The war is a battle to the death for who will be the most profitable.
To paraphrase Michael Jackson, it’s all about who can get away with murder.
The most profitable story is the one that is most easily covered up, and the people who are the most willing to take that risk are the ones who have to be killed.
It’s the kind of business that has been the source of much angst in Hollywood, but has also allowed a thriving industry to thrive in the shadow of the most egregious of transgressions.
And it is that very industry that is being threatened in the most direct way.
There is no question that television is an industry that thrives on secrecy.
To the people most in need of a television show, the show itself is a guarantee of safety.

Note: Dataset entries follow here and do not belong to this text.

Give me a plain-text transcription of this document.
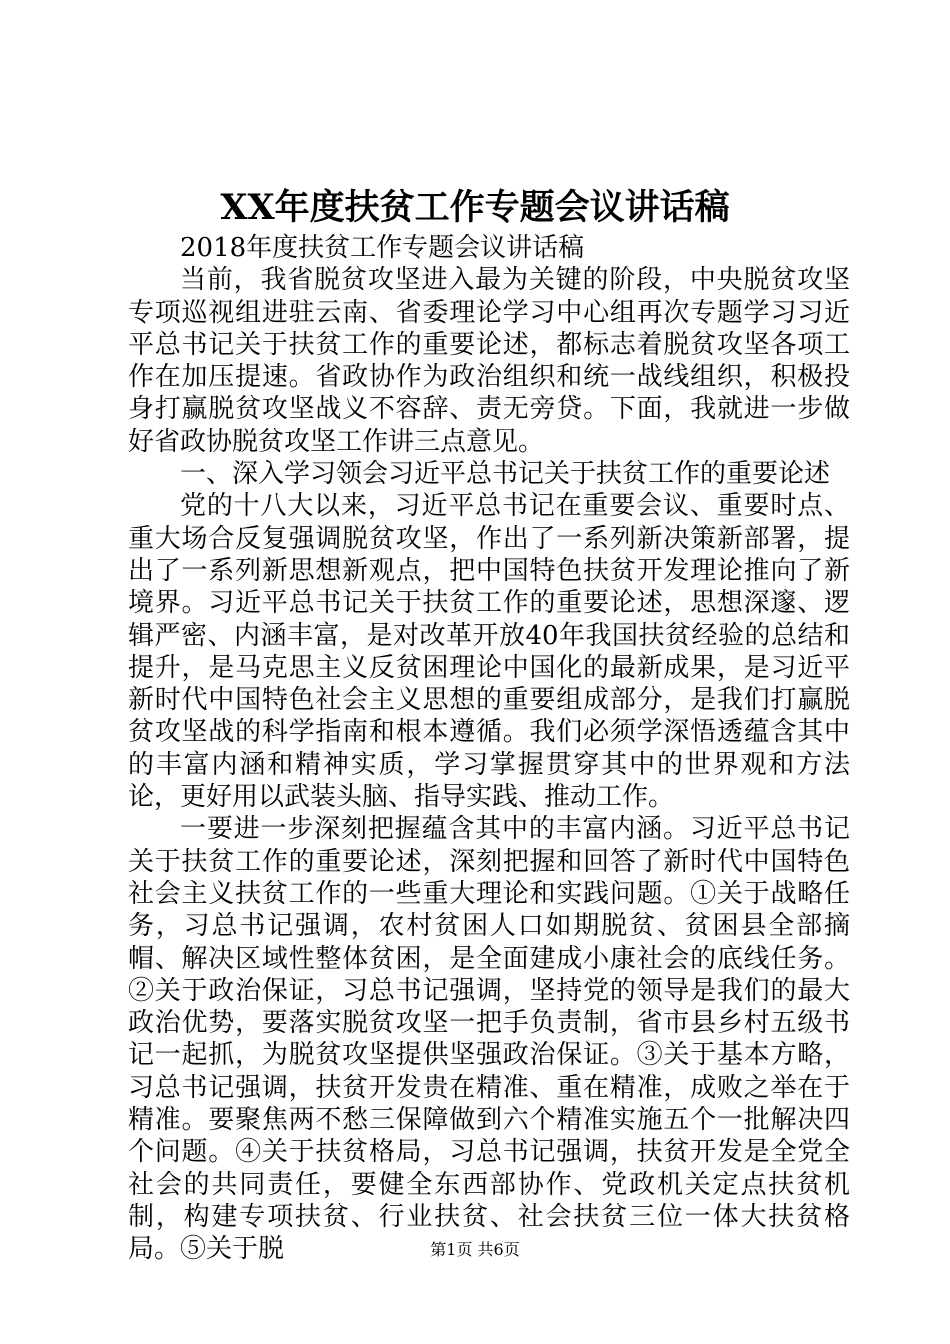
XX年度扶贫工作专题会议讲话稿

2018年度扶贫工作专题会议讲话稿

当前，我省脱贫攻坚进入最为关键的阶段，中央脱贫攻坚专项巡视组进驻云南、省委理论学习中心组再次专题学习习近平总书记关于扶贫工作的重要论述，都标志着脱贫攻坚各项工作在加压提速。省政协作为政治组织和统一战线组织，积极投身打赢脱贫攻坚战义不容辞、责无旁贷。下面，我就进一步做好省政协脱贫攻坚工作讲三点意见。

一、深入学习领会习近平总书记关于扶贫工作的重要论述

党的十八大以来，习近平总书记在重要会议、重要时点、重大场合反复强调脱贫攻坚，作出了一系列新决策新部署，提出了一系列新思想新观点，把中国特色扶贫开发理论推向了新境界。习近平总书记关于扶贫工作的重要论述，思想深邃、逻辑严密、内涵丰富，是对改革开放40年我国扶贫经验的总结和提升，是马克思主义反贫困理论中国化的最新成果，是习近平新时代中国特色社会主义思想的重要组成部分，是我们打赢脱贫攻坚战的科学指南和根本遵循。我们必须学深悟透蕴含其中的丰富内涵和精神实质，学习掌握贯穿其中的世界观和方法论，更好用以武装头脑、指导实践、推动工作。

一要进一步深刻把握蕴含其中的丰富内涵。习近平总书记关于扶贫工作的重要论述，深刻把握和回答了新时代中国特色社会主义扶贫工作的一些重大理论和实践问题。①关于战略任务，习总书记强调，农村贫困人口如期脱贫、贫困县全部摘帽、解决区域性整体贫困，是全面建成小康社会的底线任务。②关于政治保证，习总书记强调，坚持党的领导是我们的最大政治优势，要落实脱贫攻坚一把手负责制，省市县乡村五级书记一起抓，为脱贫攻坚提供坚强政治保证。③关于基本方略，习总书记强调，扶贫开发贵在精准、重在精准，成败之举在于精准。要聚焦两不愁三保障做到六个精准实施五个一批解决四个问题。④关于扶贫格局，习总书记强调，扶贫开发是全党全社会的共同责任，要健全东西部协作、党政机关定点扶贫机制，构建专项扶贫、行业扶贫、社会扶贫三位一体大扶贫格局。⑤关于脱	第1页 共6页
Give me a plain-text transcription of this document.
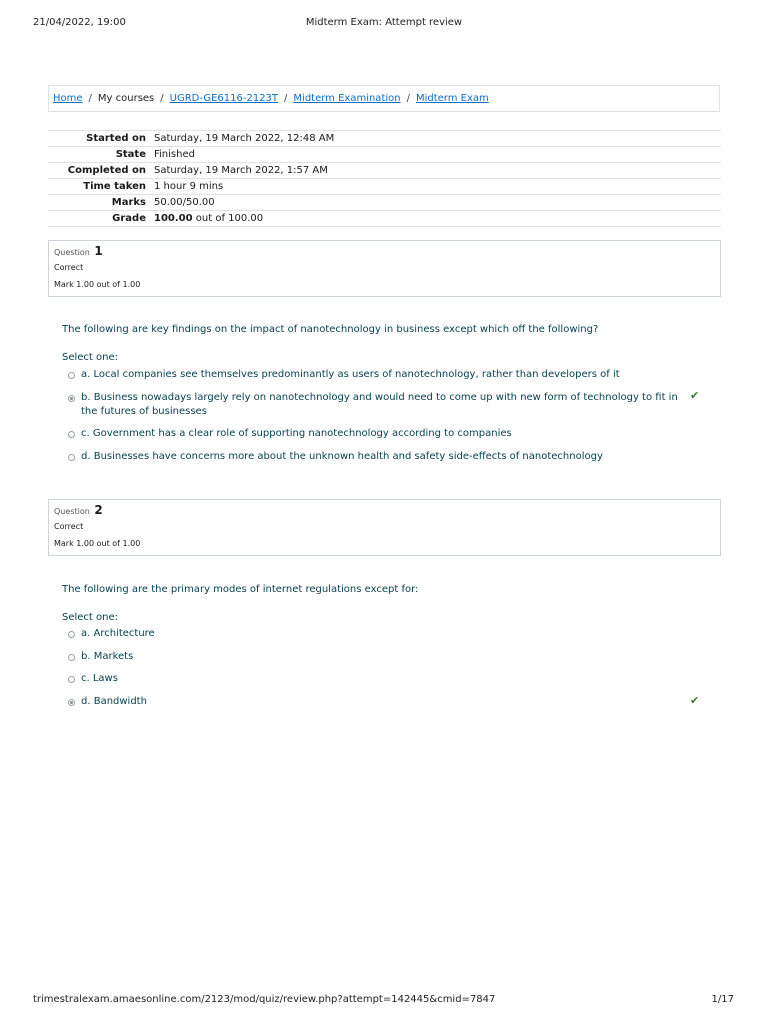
21/04/2022, 19:00	Midterm Exam: Attempt review
Home / My courses / UGRD-GE6116-2123T / Midterm Examination / Midterm Exam
Started on	Saturday, 19 March 2022, 12:48 AM
State	Finished
Completed on	Saturday, 19 March 2022, 1:57 AM
Time taken	1 hour 9 mins
Marks	50.00/50.00
Grade	100.00 out of 100.00
Question 1
Correct
Mark 1.00 out of 1.00
The following are key findings on the impact of nanotechnology in business except which off the following?
Select one:
a. Local companies see themselves predominantly as users of nanotechnology, rather than developers of it
b. Business nowadays largely rely on nanotechnology and would need to come up with new form of technology to fit in the futures of businesses
✔
c. Government has a clear role of supporting nanotechnology according to companies
d. Businesses have concerns more about the unknown health and safety side-effects of nanotechnology
Question 2
Correct
Mark 1.00 out of 1.00
The following are the primary modes of internet regulations except for:
Select one:
a. Architecture
b. Markets
c. Laws
d. Bandwidth	✔
trimestralexam.amaesonline.com/2123/mod/quiz/review.php?attempt=142445&cmid=7847	1/17
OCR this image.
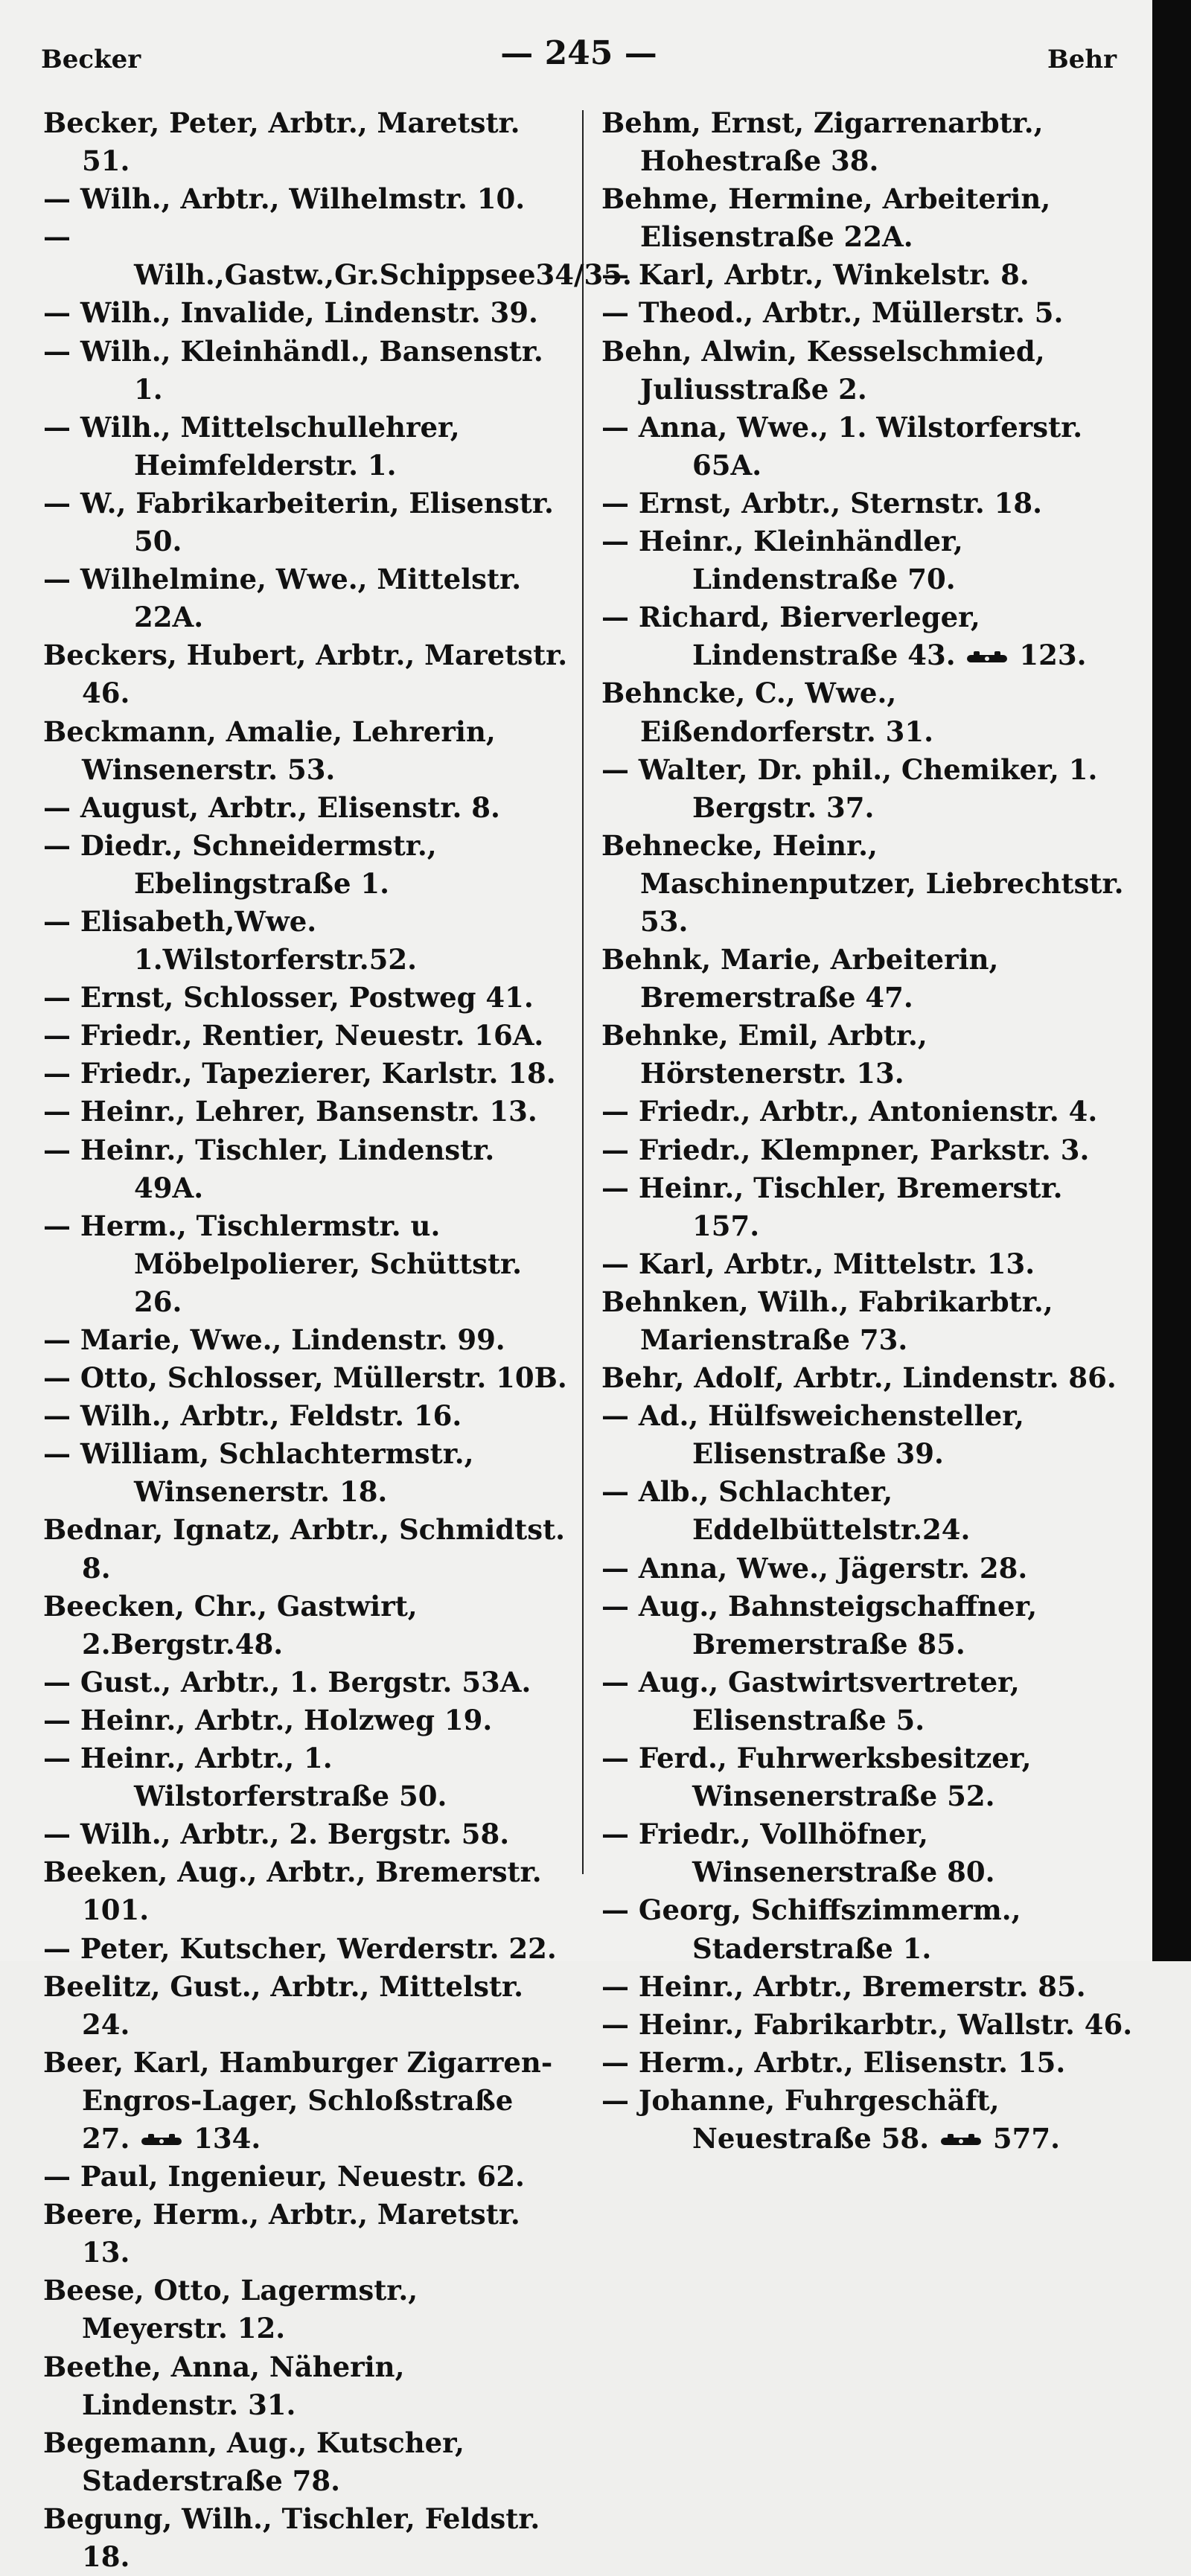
Becker	— 245 —	Behr
Becker, Peter, Arbtr., Maretstr. 51.
— Wilh., Arbtr., Wilhelmstr. 10.
— Wilh.,Gastw.,Gr.Schippsee34/35.
— Wilh., Invalide, Lindenstr. 39.
— Wilh., Kleinhändl., Bansenstr. 1.
— Wilh., Mittelschullehrer, Heimfelderstr. 1.
— W., Fabrikarbeiterin, Elisenstr. 50.
— Wilhelmine, Wwe., Mittelstr. 22A.
Beckers, Hubert, Arbtr., Maretstr. 46.
Beckmann, Amalie, Lehrerin, Winsenerstr. 53.
— August, Arbtr., Elisenstr. 8.
— Diedr., Schneidermstr., Ebelingstraße 1.
— Elisabeth,Wwe. 1.Wilstorferstr.52.
— Ernst, Schlosser, Postweg 41.
— Friedr., Rentier, Neuestr. 16A.
— Friedr., Tapezierer, Karlstr. 18.
— Heinr., Lehrer, Bansenstr. 13.
— Heinr., Tischler, Lindenstr. 49A.
— Herm., Tischlermstr. u. Möbelpolierer, Schüttstr. 26.
— Marie, Wwe., Lindenstr. 99.
— Otto, Schlosser, Müllerstr. 10B.
— Wilh., Arbtr., Feldstr. 16.
— William, Schlachtermstr., Winsenerstr. 18.
Bednar, Ignatz, Arbtr., Schmidtst. 8.
Beecken, Chr., Gastwirt, 2.Bergstr.48.
— Gust., Arbtr., 1. Bergstr. 53A.
— Heinr., Arbtr., Holzweg 19.
— Heinr., Arbtr., 1. Wilstorferstraße 50.
— Wilh., Arbtr., 2. Bergstr. 58.
Beeken, Aug., Arbtr., Bremerstr. 101.
— Peter, Kutscher, Werderstr. 22.
Beelitz, Gust., Arbtr., Mittelstr. 24.
Beer, Karl, Hamburger Zigarren-Engros-Lager, Schloßstraße 27. 134.
— Paul, Ingenieur, Neuestr. 62.
Beere, Herm., Arbtr., Maretstr. 13.
Beese, Otto, Lagermstr., Meyerstr. 12.
Beethe, Anna, Näherin, Lindenstr. 31.
Begemann, Aug., Kutscher, Staderstraße 78.
Begung, Wilh., Tischler, Feldstr. 18.
Behm, Ernst, Zigarrenarbtr., Hohestraße 38.
Behme, Hermine, Arbeiterin, Elisenstraße 22A.
— Karl, Arbtr., Winkelstr. 8.
— Theod., Arbtr., Müllerstr. 5.
Behn, Alwin, Kesselschmied, Juliusstraße 2.
— Anna, Wwe., 1. Wilstorferstr. 65A.
— Ernst, Arbtr., Sternstr. 18.
— Heinr., Kleinhändler, Lindenstraße 70.
— Richard, Bierverleger, Lindenstraße 43. 123.
Behncke, C., Wwe., Eißendorferstr. 31.
— Walter, Dr. phil., Chemiker, 1. Bergstr. 37.
Behnecke, Heinr., Maschinenputzer, Liebrechtstr. 53.
Behnk, Marie, Arbeiterin, Bremerstraße 47.
Behnke, Emil, Arbtr., Hörstenerstr. 13.
— Friedr., Arbtr., Antonienstr. 4.
— Friedr., Klempner, Parkstr. 3.
— Heinr., Tischler, Bremerstr. 157.
— Karl, Arbtr., Mittelstr. 13.
Behnken, Wilh., Fabrikarbtr., Marienstraße 73.
Behr, Adolf, Arbtr., Lindenstr. 86.
— Ad., Hülfsweichensteller, Elisenstraße 39.
— Alb., Schlachter, Eddelbüttelstr.24.
— Anna, Wwe., Jägerstr. 28.
— Aug., Bahnsteigschaffner, Bremerstraße 85.
— Aug., Gastwirtsvertreter, Elisenstraße 5.
— Ferd., Fuhrwerksbesitzer, Winsenerstraße 52.
— Friedr., Vollhöfner, Winsenerstraße 80.
— Georg, Schiffszimmerm., Staderstraße 1.
— Heinr., Arbtr., Bremerstr. 85.
— Heinr., Fabrikarbtr., Wallstr. 46.
— Herm., Arbtr., Elisenstr. 15.
— Johanne, Fuhrgeschäft, Neuestraße 58. 577.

To those who seek the best and brightest, however it’s shown, there is little question about who is getting paid.
But for everyone else, the reality is that it’s about more than a paycheck.
The entertainment industry, as the largest consumer of programming in the United States, is now a war zone.
The people who own the channels are also the people the shows are produced for, and this is a business that is, at its core, about money.
If you watch any of the hundreds of shows that are produced in the U.S. every week, you are likely to come away with the same conclusion: the networks and the studios, in their pursuit of ratings, want to control the narrative, control the quality, control who gets the credit.
This is not a new phenomenon, nor is it unique to television.
We’ve been hearing it for decades.
But now, with the proliferation of streaming platforms, the ability to reach the widest audience possible, and an ever-growing supply of viewers, the threat of financial ruin looms ever larger.
The truth is that the most valuable show on TV is the show you can’t afford to miss.